The scenario assumes crude oil demand starting to increase in 2010 as the world recession ends and crude prices reaching $200/bbl for West Texas Intermediate in 2043.

CERI's outlook notes that during the past year oil sands projects have seen construction costs decline by 15% and operating costs decline by 13%.

It estimates that oil sands projects will have a rate of return of 23% for steam-assisted gravity drainage, 11% for mining and upgrading, and 18% for mining without upgrading. Total capital required during its 35-year realistic scenario period is $309 billion.

CERI points out, assuming no technology changes, that by 2043 oil sands natural gas requirements will be three to four times more than current levels, leading to US gas exports into Canada.

In addition, greenhouse gas compliance may cost the industry $130 billion during the next 35 years, CERI says.

API issues new hydraulic fracturing guidelines

The American Petroleum Institute published a new guidance document outlining industry best-practices for properly drilling and cementing wells that are being hydraulically fractured.

The well construction and integrity guideline is designed to ensure that shallow groundwater aquifers and the environment are protected through a well's drilling, completion, and production phases, API said on Nov. 2. It was the second of four documents that API's standards and practices department has been developing to address hydraulic fracing's increasing role in US energy options.

API published a guidance document on hydraulic fracing environmental and reclamation practices in August, it noted. The final two documents that are being developed will address cradle-to-grave water-handling practices and surface environmental considerations.

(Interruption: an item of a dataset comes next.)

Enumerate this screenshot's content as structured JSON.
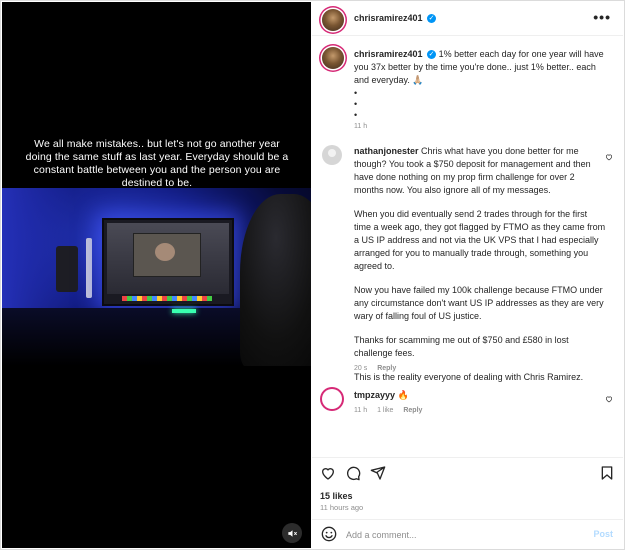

The newest guidance document is intended to provide producers and state regulators a framework for well construction that will supplement state regulations already in place or being developed, API said. The trade association has published industry standards since the 1920s and continually updates them to provide guidance and highlight industry-recommended best practices on a number of topics, it pointed out.

More than 1 million wells have been drilled in the US using hydraulic fracing over the past 60 years, according to API. As geographical formations being drilled become more complicated, hydraulic fracing will be used even more, especially for natural gas, it said, citing a 2006 government-industry report that found 60-80% of gas wells drilled in the next decade will require the technology.

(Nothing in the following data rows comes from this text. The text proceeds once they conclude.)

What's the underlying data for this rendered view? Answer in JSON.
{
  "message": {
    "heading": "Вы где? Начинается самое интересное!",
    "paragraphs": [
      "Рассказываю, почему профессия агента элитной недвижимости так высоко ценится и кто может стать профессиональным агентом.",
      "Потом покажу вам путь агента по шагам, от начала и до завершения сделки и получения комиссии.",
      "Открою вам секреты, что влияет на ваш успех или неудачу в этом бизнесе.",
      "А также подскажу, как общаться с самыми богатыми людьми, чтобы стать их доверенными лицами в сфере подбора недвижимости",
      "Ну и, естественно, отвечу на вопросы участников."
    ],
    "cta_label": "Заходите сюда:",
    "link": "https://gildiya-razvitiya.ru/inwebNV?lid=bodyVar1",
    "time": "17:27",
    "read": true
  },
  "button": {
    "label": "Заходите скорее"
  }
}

"Natural gas has the potential to serve as an important bridge to our nation's energy future, but we need hydraulic fracturing to develop this gas," said Doug Morris, API upstream director. "Hydraulic fracturing is a safe and proven technology that is critical to developing the natural gas needed to heat homes, generate electricity, and create basic materials for fertilizers and plastics. This guidance document helps supplement and support existing state regulations to ensure that development of our nation's abundant natural gas resources is safe and effective."

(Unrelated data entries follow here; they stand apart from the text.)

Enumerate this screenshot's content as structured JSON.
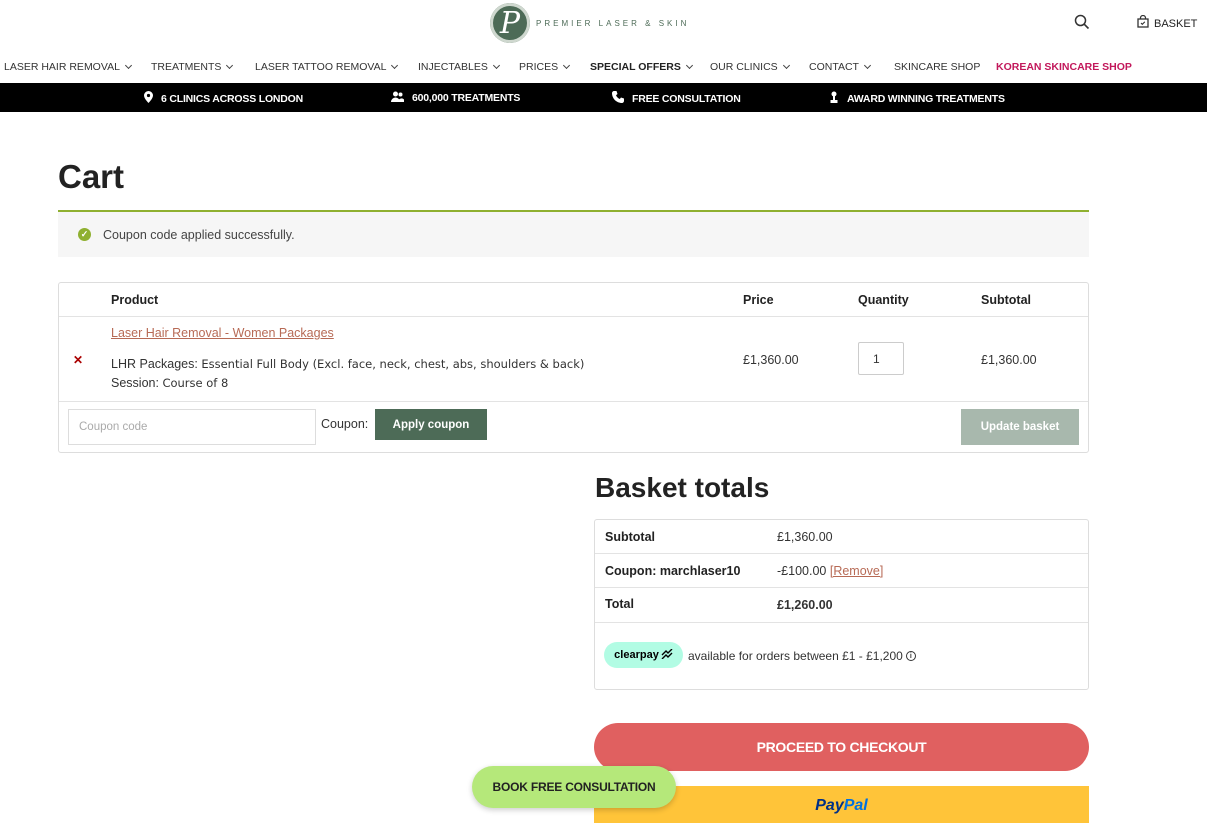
{
  "header": {
    "logo_letter": "P",
    "logo_text": "PREMIER LASER & SKIN",
    "basket_label": "BASKET"
  },
  "nav": [
    {
      "label": "LASER HAIR REMOVAL",
      "dropdown": true
    },
    {
      "label": "TREATMENTS",
      "dropdown": true
    },
    {
      "label": "LASER TATTOO REMOVAL",
      "dropdown": true
    },
    {
      "label": "INJECTABLES",
      "dropdown": true
    },
    {
      "label": "PRICES",
      "dropdown": true
    },
    {
      "label": "SPECIAL OFFERS",
      "dropdown": true
    },
    {
      "label": "OUR CLINICS",
      "dropdown": true
    },
    {
      "label": "CONTACT",
      "dropdown": true
    },
    {
      "label": "SKINCARE SHOP",
      "dropdown": false
    },
    {
      "label": "KOREAN SKINCARE SHOP",
      "dropdown": false
    }
  ],
  "infobar": [
    {
      "icon": "map-pin-icon",
      "label": "6 CLINICS ACROSS LONDON"
    },
    {
      "icon": "users-icon",
      "label": "600,000 TREATMENTS"
    },
    {
      "icon": "phone-icon",
      "label": "FREE CONSULTATION"
    },
    {
      "icon": "award-icon",
      "label": "AWARD WINNING TREATMENTS"
    }
  ],
  "cart": {
    "title": "Cart",
    "notice": "Coupon code applied successfully.",
    "columns": {
      "product": "Product",
      "price": "Price",
      "quantity": "Quantity",
      "subtotal": "Subtotal"
    },
    "item": {
      "name": "Laser Hair Removal - Women Packages",
      "package_label": "LHR Packages:",
      "package_value": "Essential Full Body (Excl. face, neck, chest, abs, shoulders & back)",
      "session_label": "Session:",
      "session_value": "Course of 8",
      "price": "£1,360.00",
      "quantity": "1",
      "subtotal": "£1,360.00"
    },
    "coupon_placeholder": "Coupon code",
    "coupon_label": "Coupon:",
    "apply_label": "Apply coupon",
    "update_label": "Update basket"
  },
  "totals": {
    "title": "Basket totals",
    "subtotal_label": "Subtotal",
    "subtotal_value": "£1,360.00",
    "coupon_label": "Coupon: marchlaser10",
    "coupon_value": "-£100.00",
    "remove_label": "[Remove]",
    "total_label": "Total",
    "total_value": "£1,260.00",
    "clearpay_label": "clearpay",
    "clearpay_text": "available for orders between £1 - £1,200"
  },
  "checkout_label": "PROCEED TO CHECKOUT",
  "paypal": {
    "part1": "Pay",
    "part2": "Pal"
  },
  "consult_label": "BOOK FREE CONSULTATION",
  "colors": {
    "brand_green": "#4d6b57",
    "accent_lime": "#8fb030",
    "checkout_red": "#e06060",
    "paypal_yellow": "#ffc439",
    "korean_pink": "#c2185b"
  }
}
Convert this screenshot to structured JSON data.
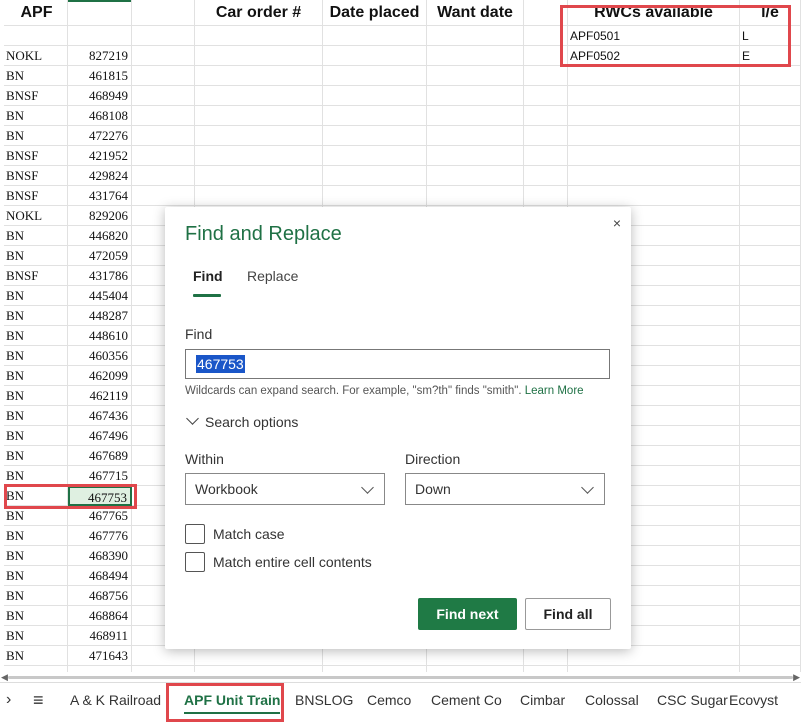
{
  "sheet": {
    "headers": {
      "col_a": "APF",
      "col_car_order": "Car order #",
      "col_date_placed": "Date placed",
      "col_want_date": "Want date",
      "col_rwcs": "RWCs available",
      "col_le": "l/e"
    },
    "rwcs": [
      {
        "name": "APF0501",
        "le": "L"
      },
      {
        "name": "APF0502",
        "le": "E"
      }
    ],
    "rows": [
      {
        "rr": "NOKL",
        "num": "827219"
      },
      {
        "rr": "BN",
        "num": "461815"
      },
      {
        "rr": "BNSF",
        "num": "468949"
      },
      {
        "rr": "BN",
        "num": "468108"
      },
      {
        "rr": "BN",
        "num": "472276"
      },
      {
        "rr": "BNSF",
        "num": "421952"
      },
      {
        "rr": "BNSF",
        "num": "429824"
      },
      {
        "rr": "BNSF",
        "num": "431764"
      },
      {
        "rr": "NOKL",
        "num": "829206"
      },
      {
        "rr": "BN",
        "num": "446820"
      },
      {
        "rr": "BN",
        "num": "472059"
      },
      {
        "rr": "BNSF",
        "num": "431786"
      },
      {
        "rr": "BN",
        "num": "445404"
      },
      {
        "rr": "BN",
        "num": "448287"
      },
      {
        "rr": "BN",
        "num": "448610"
      },
      {
        "rr": "BN",
        "num": "460356"
      },
      {
        "rr": "BN",
        "num": "462099"
      },
      {
        "rr": "BN",
        "num": "462119"
      },
      {
        "rr": "BN",
        "num": "467436"
      },
      {
        "rr": "BN",
        "num": "467496"
      },
      {
        "rr": "BN",
        "num": "467689"
      },
      {
        "rr": "BN",
        "num": "467715"
      },
      {
        "rr": "BN",
        "num": "467753"
      },
      {
        "rr": "BN",
        "num": "467765"
      },
      {
        "rr": "BN",
        "num": "467776"
      },
      {
        "rr": "BN",
        "num": "468390"
      },
      {
        "rr": "BN",
        "num": "468494"
      },
      {
        "rr": "BN",
        "num": "468756"
      },
      {
        "rr": "BN",
        "num": "468864"
      },
      {
        "rr": "BN",
        "num": "468911"
      },
      {
        "rr": "BN",
        "num": "471643"
      }
    ],
    "selected_row_index": 22
  },
  "dialog": {
    "title": "Find and Replace",
    "close_glyph": "×",
    "tabs": {
      "find": "Find",
      "replace": "Replace"
    },
    "find_label": "Find",
    "find_value": "467753",
    "hint_text": "Wildcards can expand search. For example, \"sm?th\" finds \"smith\".",
    "learn_more": "Learn More",
    "search_options": "Search options",
    "within_label": "Within",
    "within_value": "Workbook",
    "direction_label": "Direction",
    "direction_value": "Down",
    "match_case": "Match case",
    "match_entire": "Match entire cell contents",
    "find_next": "Find next",
    "find_all": "Find all"
  },
  "tabbar": {
    "nav_glyph": "›",
    "menu_glyph": "≡",
    "sheets": [
      {
        "label": "A & K Railroad",
        "active": false
      },
      {
        "label": "APF Unit Train",
        "active": true
      },
      {
        "label": "BNSLOG",
        "active": false
      },
      {
        "label": "Cemco",
        "active": false
      },
      {
        "label": "Cement Co",
        "active": false
      },
      {
        "label": "Cimbar",
        "active": false
      },
      {
        "label": "Colossal",
        "active": false
      },
      {
        "label": "CSC Sugar",
        "active": false
      },
      {
        "label": "Ecovyst",
        "active": false
      }
    ]
  },
  "colors": {
    "accent": "#1f7145",
    "highlight_box": "#e0474c",
    "selection_fill": "#dff0e1"
  }
}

Chesapeake decides not to drill in NYC watershed

Chesapeake Energy Corp. does not plan to drill natural gas wells within the New York City watershed.

Aubrey K. McClendon, Chesapeake's chief executive officer, said, "…it has become increasingly clear to us over the past few months that the concern for drilling in the watershed has become a needless distraction from the larger issues of how we can safely and effectively develop the natural gas reserves that underlie various counties in the Southern Tier of New York."

Chesapeake is the only leaseholder in the New York City watershed, holding fewer than 5,000 acres there. "This leasehold is immaterial to Chesapeake and also does not appear prospective for the Marcellus shale," McClendon said.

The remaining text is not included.